As this debate continues, Pakistan is urgently in need of a long-term plan to carry the country away from recurring economic crises.

Given Pakistan’s history, meeting the challenge will come about not just through the creation of another platform as in the SIFC. On the contrary, the eventual outcome on this front must emerge from carving out a road map through a series of reforms aimed at transforming Pakistan.

For Pakistan, there are indeed valuable lessons to be learnt from the country’s prior experience with the China-Pakistan Economic Corridor or CPEC. For instance, raising expectations at the outset with an estimated inflow of more than $60 billion in Chinese investments was indeed a blunder.

The Pakistani public’s hopes of witnessing such a staggering investment figure quickly led to unbridled pessimism. The lesson, if one was to be learnt from that exercise, was vitally just one – that talking up an initiative through a vast dollar sum runs the risk of having to deliver it quickly. In Pakistan’s case, seeking up to $50 billion or more under the SIFC, as spelt out by the caretaker government was indeed a colossal blunder.

As for the future of projects under the SIFC, two interrelated initiatives will be vital for its success.

First, Pakistan must strive to open the doors for domestic investors in the agriculture sector as it lays the ground for the inclusion of foreign investors.
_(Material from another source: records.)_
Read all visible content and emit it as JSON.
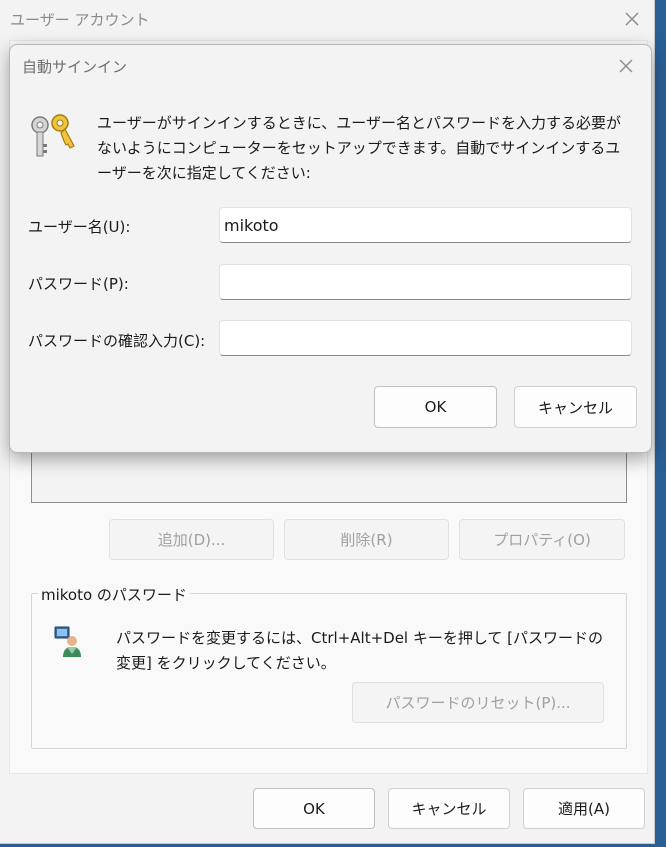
{
  "background_window": {
    "title": "ユーザー アカウント",
    "buttons": {
      "add": "追加(D)...",
      "remove": "削除(R)",
      "properties": "プロパティ(O)"
    },
    "password_group": {
      "title": "mikoto のパスワード",
      "description": "パスワードを変更するには、Ctrl+Alt+Del キーを押して [パスワードの変更] をクリックしてください。",
      "reset_button": "パスワードのリセット(P)..."
    },
    "footer": {
      "ok": "OK",
      "cancel": "キャンセル",
      "apply": "適用(A)"
    }
  },
  "dialog": {
    "title": "自動サインイン",
    "description": "ユーザーがサインインするときに、ユーザー名とパスワードを入力する必要がないようにコンピューターをセットアップできます。自動でサインインするユーザーを次に指定してください:",
    "fields": {
      "username_label": "ユーザー名(U):",
      "username_value": "mikoto",
      "password_label": "パスワード(P):",
      "password_value": "",
      "confirm_label": "パスワードの確認入力(C):",
      "confirm_value": ""
    },
    "ok": "OK",
    "cancel": "キャンセル"
  }
}
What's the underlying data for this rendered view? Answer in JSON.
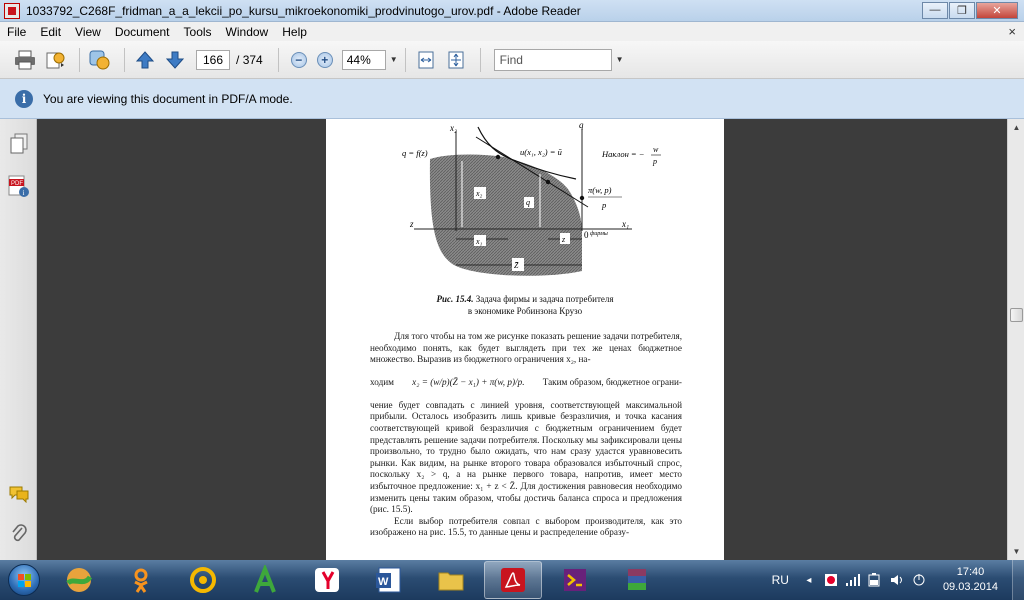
{
  "window": {
    "title": "1033792_C268F_fridman_a_a_lekcii_po_kursu_mikroekonomiki_prodvinutogo_urov.pdf - Adobe Reader",
    "minimize": "—",
    "maximize": "❐",
    "close": "✕"
  },
  "menu": {
    "items": [
      "File",
      "Edit",
      "View",
      "Document",
      "Tools",
      "Window",
      "Help"
    ],
    "close_doc": "×"
  },
  "toolbar": {
    "page_current": "166",
    "page_separator": "/",
    "page_total": "374",
    "zoom_out": "−",
    "zoom_in": "+",
    "zoom_level": "44%",
    "find_placeholder": "Find"
  },
  "infobar": {
    "icon": "i",
    "message": "You are viewing this document in PDF/A mode."
  },
  "document": {
    "figure": {
      "labels": {
        "x2": "x₂",
        "q_axis": "q",
        "q_fz": "q = f(z)",
        "utility": "u(x₁, x₂) = ū",
        "slope_label": "Наклон = −",
        "slope_num": "w",
        "slope_den": "p",
        "profit_num": "π(w, p)",
        "profit_den": "p",
        "x2_box": "x₂",
        "q_box": "q",
        "z_axis": "z",
        "origin": "0",
        "origin_sub": "фирмы",
        "x1_axis": "x₁",
        "x1_seg": "x₁",
        "z_seg": "z",
        "zbar_seg": "Z̄"
      }
    },
    "caption": {
      "prefix": "Рис. 15.4.",
      "line1": " Задача фирмы и задача потребителя",
      "line2": "в экономике Робинзона Крузо"
    },
    "para1": "Для того чтобы на том же рисунке показать решение задачи потребителя, необходимо понять, как будет выглядеть при тех же ценах бюджетное множество. Выразив из бюджетного ограничения x₂, на-",
    "formula_left": "ходим",
    "formula": "x₂ = (w/p)(Z̄ − x₁) + π(w, p)/p.",
    "formula_right": "Таким образом, бюджетное ограни-",
    "para2": "чение будет совпадать с линией уровня, соответствующей максимальной прибыли. Осталось изобразить лишь кривые безразличия, и точка касания соответствующей кривой безразличия с бюджетным ограничением будет представлять решение задачи потребителя. Поскольку мы зафиксировали цены произвольно, то трудно было ожидать, что нам сразу удастся уравновесить рынки. Как видим, на рынке второго товара образовался избыточный спрос, поскольку x₂ > q, а на рынке первого товара, напротив, имеет место избыточное предложение: x₁ + z < Z̄. Для достижения равновесия необходимо изменить цены таким образом, чтобы достичь баланса спроса и предложения (рис. 15.5).",
    "para3": "Если выбор потребителя совпал с выбором производителя, как это изображено на рис. 15.5, то данные цены и распределение образу-"
  },
  "taskbar": {
    "language": "RU",
    "time": "17:40",
    "date": "09.03.2014",
    "apps": [
      {
        "name": "chrome-like",
        "color": "#e8a33c"
      },
      {
        "name": "odnoklassniki",
        "color": "#f7931e"
      },
      {
        "name": "mail-agent",
        "color": "#f5b800"
      },
      {
        "name": "green-a",
        "color": "#3ea83b"
      },
      {
        "name": "yandex-browser",
        "color": "#e4002b"
      },
      {
        "name": "word",
        "color": "#2b579a"
      },
      {
        "name": "explorer",
        "color": "#e9c34a"
      },
      {
        "name": "adobe-reader",
        "color": "#c8141e"
      },
      {
        "name": "visual-studio",
        "color": "#68217a"
      },
      {
        "name": "winrar",
        "color": "#8b3a62"
      }
    ]
  },
  "colors": {
    "accent": "#c8141e",
    "infobar_bg": "#d2e2f3",
    "doc_bg": "#3c3c3c"
  }
}
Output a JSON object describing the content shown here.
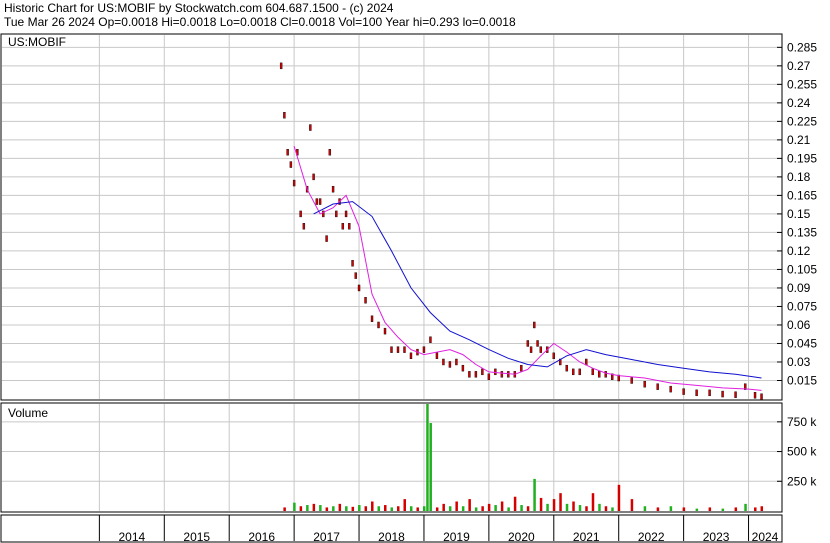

This is an area that has remained neglected for long. Domestic investors armed with funds to bankroll investments in this area including the introduction of newer technologies will help finance a key gap surrounding Pakistan’s farm sector.

Eventually, there is a chance for Pakistan to make investments more popular in agriculture, which remains central to the country’s economic health. There is also a chance of the benefits including a rise in the production of food commodities domestically, helping to reduce dependence on food imports.

On the other hand, opening up parts of the agriculture sector to landless peasants will inspire fresh popular confidence in the future of Pakistan. This too has been a much neglected area. The choice of arming landless peasants with land potentially could mark the first step towards battling afresh the largely neglected incidence of rural poverty.

Together, these two steps as a precursor to the SIFC could lift popular confidence in SIFC and strengthen the argument for foreign investors to take stakes in Pakistan.

Going forward, the new government needs to squarely re-consider its economic priorities. Amid the recent and much-heated election campaign, promises of large spending on future infrastructure projects, notably from leaders of the PML-N, seemed only hollow in the face of the prevailing challenges.

At a time when Pakistan faces an unprecedented crisis surrounding its food security, building expensive new train lines or highways or other elements of infrastructure must remain on hold.

In Punjab, newly appointed Chief Minister Maryam Nawaz’s promise of building five new IT cities or delivering an air ambulance service were examples that were devoid of deep thinking over Pakistan’s prevailing economic challenges. Punjab remains Pakistan’s bread basket, though its ability to deliver on the country’s food needs remains behind its potential. Rather than new infrastructure projects, the province needs to focus on revitalizing its agricultural resources in support of Pakistan’s overall well-being. This must be done through initiatives such as reviving the provincial agricultural extension services, revitalizing the irrigation network and ensuring the delivery of quality seeds and fertilizers to farmers.

Ultimately, Pakistan with a population of more than 240 million people – a country surrounded with major economic risks – needs to move rapidly to secure its future. That requires a rethinking of economic priorities that have run the country almost aground. Breathing life into the SIFC must be preceded by a refocus on food security, long neglected in Pakistan.